Conheceu os picos gelados de Zermat, na Suíça, e as geleiras de Anchorage e do Pólo Ártico; os desertos (americano) de Nevada e (africano) do Saara; o calor da Galiléia, do Mar Morto e das tórridas plantações de café na Costa do Marfim; a neve de Kiev e dos Montes do Ural, na antiga União Soviética; as nevascas de Helsinque e de Oslo; os templos budistas de Angfor e de Phnom-Penh, no Camboja; de Bangok, na Tailândia, e de Kyoto, no Japão; as ruas sujas do Harlem, em Nova York, e do Cairo, no Egito; os lugares santos de Roma e de Jerusalém.

Dentre várias obras, Murilo publicou, em parceria com grandes intelectuais, Cinco dias de junho, com Arnaldo Niskier, Raimundo Magalhães Jr e Joel Silveira; O assunto é padre, com Adonias Filho, Amando Fontes, Cassiano Ricardo, Gustavo Corção, Hélio Silva, Josué Montello, Octávio de Faria, Rachel de Queiróz e Walmir Ayala; Reportagens que abalaram o Brasil, com Carlos Lacerda, Darwin Brandão, David Nasser, Edmar Morel, Francisco de Assis Barbosa, João Martins, Joel Silveira, Justino Martins, Otto Lara Resende e Samuel Waine; Augusto dos Anjos: a saga de um poeta, com Gilberto Freyre, Josué Montello, José Lins do Rego, José Américo de Almeida, Antonio Houaiss, Raimundo Magalhães Jr, Eduardo Portela, Ronaldo Cunha Lima e Humberto Nóbrega; e Crônica política do Rio de Janeiro, com Barbosa Lima Sobrinho, Villas-Bôas Corrêa, Pedro do Couto, Márcio Alves, Rogério Coelho Nelo e Paulo Branco. Essas obras foram aplaudidas pela crítica literária, pelo conteúdo apresentado por cada uma, bem como pela importância que demonstraram por reunirem as maiores inteligências do Brasil.

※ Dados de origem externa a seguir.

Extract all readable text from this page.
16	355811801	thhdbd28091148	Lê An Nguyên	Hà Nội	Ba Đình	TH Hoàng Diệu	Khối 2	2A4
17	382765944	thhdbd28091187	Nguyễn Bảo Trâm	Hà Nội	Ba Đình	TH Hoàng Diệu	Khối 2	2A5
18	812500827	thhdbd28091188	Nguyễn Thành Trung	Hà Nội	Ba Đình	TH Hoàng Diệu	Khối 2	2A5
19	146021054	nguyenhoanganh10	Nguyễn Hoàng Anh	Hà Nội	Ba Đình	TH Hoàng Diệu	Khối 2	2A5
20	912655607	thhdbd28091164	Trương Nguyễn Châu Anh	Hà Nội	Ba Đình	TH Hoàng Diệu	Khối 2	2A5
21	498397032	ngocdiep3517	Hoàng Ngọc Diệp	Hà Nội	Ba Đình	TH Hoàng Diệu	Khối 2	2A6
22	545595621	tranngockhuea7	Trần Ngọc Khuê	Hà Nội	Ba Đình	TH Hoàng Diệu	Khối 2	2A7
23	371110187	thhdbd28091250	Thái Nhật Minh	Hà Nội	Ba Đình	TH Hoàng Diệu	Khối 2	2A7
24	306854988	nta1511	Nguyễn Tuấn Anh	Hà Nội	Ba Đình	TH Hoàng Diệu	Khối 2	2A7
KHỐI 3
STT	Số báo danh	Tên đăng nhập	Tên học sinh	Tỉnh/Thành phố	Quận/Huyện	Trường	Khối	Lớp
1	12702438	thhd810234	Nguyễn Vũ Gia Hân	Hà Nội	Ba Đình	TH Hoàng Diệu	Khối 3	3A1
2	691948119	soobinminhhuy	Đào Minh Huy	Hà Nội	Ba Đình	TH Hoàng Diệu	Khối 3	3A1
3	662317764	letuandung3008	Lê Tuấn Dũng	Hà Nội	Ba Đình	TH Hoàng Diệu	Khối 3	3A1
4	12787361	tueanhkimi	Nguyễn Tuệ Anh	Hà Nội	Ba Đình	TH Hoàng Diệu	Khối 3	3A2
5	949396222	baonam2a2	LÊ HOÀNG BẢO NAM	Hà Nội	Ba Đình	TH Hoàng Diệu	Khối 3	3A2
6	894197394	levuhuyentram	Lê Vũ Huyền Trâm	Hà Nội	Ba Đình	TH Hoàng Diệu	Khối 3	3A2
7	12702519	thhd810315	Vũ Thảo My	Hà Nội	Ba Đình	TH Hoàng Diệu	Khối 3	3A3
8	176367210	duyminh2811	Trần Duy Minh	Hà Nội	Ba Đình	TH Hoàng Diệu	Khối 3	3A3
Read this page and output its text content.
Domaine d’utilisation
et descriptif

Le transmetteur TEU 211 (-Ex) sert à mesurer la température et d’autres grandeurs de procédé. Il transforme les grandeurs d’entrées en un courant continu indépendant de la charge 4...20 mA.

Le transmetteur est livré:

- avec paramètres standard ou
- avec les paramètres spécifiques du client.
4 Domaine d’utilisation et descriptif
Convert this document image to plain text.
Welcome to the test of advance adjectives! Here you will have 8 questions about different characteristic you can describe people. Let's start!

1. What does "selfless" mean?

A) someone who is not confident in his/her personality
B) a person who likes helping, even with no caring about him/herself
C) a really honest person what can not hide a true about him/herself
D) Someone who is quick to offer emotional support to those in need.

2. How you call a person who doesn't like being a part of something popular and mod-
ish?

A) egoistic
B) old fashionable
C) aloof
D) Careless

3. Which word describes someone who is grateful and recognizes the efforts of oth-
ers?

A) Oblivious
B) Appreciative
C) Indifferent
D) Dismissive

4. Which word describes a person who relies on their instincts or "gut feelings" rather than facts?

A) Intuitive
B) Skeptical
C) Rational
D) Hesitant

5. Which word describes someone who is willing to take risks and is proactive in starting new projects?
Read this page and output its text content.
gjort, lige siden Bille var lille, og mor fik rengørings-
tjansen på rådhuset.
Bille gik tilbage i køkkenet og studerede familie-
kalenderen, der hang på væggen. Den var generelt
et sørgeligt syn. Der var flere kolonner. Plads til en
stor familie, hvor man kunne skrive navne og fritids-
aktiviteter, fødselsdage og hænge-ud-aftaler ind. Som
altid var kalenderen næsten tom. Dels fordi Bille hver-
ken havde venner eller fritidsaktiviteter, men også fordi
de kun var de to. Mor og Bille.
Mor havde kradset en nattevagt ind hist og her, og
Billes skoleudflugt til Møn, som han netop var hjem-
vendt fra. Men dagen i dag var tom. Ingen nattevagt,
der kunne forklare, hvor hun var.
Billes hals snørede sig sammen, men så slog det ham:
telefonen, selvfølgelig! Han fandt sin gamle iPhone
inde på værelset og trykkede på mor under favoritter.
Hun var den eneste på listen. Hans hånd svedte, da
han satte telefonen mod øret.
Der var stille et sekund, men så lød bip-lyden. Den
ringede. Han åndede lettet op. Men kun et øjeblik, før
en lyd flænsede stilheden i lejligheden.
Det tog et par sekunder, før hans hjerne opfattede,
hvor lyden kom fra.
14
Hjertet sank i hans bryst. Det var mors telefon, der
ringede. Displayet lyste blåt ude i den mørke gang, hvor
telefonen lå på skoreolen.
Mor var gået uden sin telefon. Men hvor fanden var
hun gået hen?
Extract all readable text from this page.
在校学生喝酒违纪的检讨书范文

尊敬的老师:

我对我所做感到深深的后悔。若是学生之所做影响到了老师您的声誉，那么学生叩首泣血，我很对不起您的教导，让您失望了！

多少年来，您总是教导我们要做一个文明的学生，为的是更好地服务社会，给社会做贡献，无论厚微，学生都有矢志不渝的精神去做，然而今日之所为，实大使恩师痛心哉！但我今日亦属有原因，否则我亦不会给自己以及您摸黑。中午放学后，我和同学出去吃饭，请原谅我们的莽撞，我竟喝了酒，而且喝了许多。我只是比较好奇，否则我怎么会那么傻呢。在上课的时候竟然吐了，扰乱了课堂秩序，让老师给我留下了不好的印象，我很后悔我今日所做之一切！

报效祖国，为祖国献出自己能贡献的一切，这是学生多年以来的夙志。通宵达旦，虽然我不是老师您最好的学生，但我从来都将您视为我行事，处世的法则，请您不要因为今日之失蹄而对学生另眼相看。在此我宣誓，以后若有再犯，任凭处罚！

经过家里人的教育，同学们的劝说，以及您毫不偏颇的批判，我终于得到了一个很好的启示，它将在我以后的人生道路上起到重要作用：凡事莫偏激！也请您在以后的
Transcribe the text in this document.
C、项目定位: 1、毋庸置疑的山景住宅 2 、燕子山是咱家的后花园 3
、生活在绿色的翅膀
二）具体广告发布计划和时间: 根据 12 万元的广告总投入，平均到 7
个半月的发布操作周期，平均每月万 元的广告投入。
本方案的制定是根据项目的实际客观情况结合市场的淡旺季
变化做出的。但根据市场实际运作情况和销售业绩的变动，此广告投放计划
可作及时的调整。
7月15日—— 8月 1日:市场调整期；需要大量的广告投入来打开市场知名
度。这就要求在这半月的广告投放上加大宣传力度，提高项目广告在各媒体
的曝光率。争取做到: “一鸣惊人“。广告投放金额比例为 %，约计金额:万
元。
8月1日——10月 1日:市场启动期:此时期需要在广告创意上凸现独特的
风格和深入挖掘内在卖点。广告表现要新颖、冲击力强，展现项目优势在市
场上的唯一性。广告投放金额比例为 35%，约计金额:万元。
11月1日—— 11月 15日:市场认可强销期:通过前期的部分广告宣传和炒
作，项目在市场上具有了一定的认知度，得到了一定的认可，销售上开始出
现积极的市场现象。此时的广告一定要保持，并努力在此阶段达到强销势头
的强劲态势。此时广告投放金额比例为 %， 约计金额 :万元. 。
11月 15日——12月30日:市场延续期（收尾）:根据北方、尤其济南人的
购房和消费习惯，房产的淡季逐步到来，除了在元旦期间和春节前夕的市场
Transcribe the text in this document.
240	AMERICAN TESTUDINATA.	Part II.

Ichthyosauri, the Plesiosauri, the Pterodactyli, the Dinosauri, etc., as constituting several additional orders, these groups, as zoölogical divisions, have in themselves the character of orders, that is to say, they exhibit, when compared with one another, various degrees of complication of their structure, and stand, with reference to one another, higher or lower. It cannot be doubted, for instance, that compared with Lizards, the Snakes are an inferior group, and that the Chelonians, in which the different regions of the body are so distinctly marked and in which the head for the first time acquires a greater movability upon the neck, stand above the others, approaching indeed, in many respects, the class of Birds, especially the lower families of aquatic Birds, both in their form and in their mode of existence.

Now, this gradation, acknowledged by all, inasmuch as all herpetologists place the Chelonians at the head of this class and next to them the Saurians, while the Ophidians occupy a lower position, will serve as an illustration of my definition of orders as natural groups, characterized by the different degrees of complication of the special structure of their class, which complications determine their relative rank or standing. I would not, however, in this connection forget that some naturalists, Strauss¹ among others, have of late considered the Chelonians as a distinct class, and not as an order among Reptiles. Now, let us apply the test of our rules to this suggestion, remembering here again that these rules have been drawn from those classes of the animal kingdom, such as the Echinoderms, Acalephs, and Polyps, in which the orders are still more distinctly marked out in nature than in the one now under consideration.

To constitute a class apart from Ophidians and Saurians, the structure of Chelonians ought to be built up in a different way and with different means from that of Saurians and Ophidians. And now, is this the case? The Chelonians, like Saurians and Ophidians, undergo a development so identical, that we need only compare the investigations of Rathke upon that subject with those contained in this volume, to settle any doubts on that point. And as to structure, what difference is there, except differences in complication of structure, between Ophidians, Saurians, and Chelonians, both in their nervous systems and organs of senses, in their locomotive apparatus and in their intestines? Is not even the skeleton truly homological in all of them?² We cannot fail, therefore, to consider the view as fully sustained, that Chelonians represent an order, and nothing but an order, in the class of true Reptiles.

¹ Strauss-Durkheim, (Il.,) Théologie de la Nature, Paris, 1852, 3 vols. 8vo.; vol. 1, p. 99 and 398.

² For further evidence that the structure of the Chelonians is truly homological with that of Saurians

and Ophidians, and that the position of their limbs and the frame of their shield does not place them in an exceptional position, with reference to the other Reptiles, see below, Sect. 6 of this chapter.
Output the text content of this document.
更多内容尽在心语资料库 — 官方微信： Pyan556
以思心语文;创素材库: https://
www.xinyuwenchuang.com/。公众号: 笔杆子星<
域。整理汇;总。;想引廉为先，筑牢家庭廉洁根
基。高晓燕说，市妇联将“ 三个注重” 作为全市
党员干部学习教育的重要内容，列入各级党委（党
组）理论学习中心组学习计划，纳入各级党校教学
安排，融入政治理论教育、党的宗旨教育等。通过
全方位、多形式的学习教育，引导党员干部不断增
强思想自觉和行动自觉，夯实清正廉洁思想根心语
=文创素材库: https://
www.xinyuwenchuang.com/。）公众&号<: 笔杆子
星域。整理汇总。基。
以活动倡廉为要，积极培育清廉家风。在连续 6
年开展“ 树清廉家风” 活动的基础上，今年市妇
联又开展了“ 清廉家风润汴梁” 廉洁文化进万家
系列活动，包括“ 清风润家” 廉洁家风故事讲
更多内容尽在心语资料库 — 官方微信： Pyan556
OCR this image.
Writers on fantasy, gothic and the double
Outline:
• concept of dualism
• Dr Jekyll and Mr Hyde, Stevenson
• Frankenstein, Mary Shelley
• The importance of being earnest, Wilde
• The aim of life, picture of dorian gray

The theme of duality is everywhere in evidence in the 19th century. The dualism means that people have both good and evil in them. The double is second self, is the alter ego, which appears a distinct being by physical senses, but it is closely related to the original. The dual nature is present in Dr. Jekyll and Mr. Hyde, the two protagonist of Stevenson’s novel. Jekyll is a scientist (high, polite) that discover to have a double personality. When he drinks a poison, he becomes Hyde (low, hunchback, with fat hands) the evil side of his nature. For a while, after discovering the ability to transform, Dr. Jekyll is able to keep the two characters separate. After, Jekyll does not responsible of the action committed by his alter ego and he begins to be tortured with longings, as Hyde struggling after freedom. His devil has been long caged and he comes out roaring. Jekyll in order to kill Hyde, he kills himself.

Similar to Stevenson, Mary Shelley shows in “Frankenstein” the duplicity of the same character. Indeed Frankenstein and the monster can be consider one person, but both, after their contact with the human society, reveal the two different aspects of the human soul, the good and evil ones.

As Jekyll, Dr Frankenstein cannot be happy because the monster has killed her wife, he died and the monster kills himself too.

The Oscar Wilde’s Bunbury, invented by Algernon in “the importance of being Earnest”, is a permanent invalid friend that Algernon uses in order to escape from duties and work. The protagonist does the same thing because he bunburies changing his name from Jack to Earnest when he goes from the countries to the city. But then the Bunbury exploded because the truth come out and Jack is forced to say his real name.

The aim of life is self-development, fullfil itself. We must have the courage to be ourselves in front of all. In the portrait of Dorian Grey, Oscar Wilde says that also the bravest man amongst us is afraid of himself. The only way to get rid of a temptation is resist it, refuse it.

Na sua consagrada carreira de escritor, Murilo também foi autor de O desafio brasileiro; O modelo brasileiro; O progresso brasileiro; Memória viva; O nosso Rio Grande do Norte; Testemunho político; Múcio Leão: centenário; Tempo diferente; História do gás: do Rio de Janeiro ao Brasil e O Brasileiro Ruy Barbosa.

Esse jornalista e escritor que vivenciou a história do Brasil e do Mundo, contando-a em suas reportagens e artigos, que escreveu livros e tratados sobre os mais variados temas e que, com simplicidade e elegância, honrou as academias de letras pelas quais passou, deixa exemplos de caráter, de honradez e de dignidade, em um momento em que o Brasil está sem liderança e que atravessa uma das suas maiores e mais acentuadas crises institucionais, com falta de decoro e de ética na política.

Foi uma grande alegria, uma verdadeira honra e um enorme aprendizado ter convivido com Murilo Melo Filho, na Academia Carioca de Letras.

Paulo Alonso

Jornalista, é reitor da Universidade Santa Úrsula.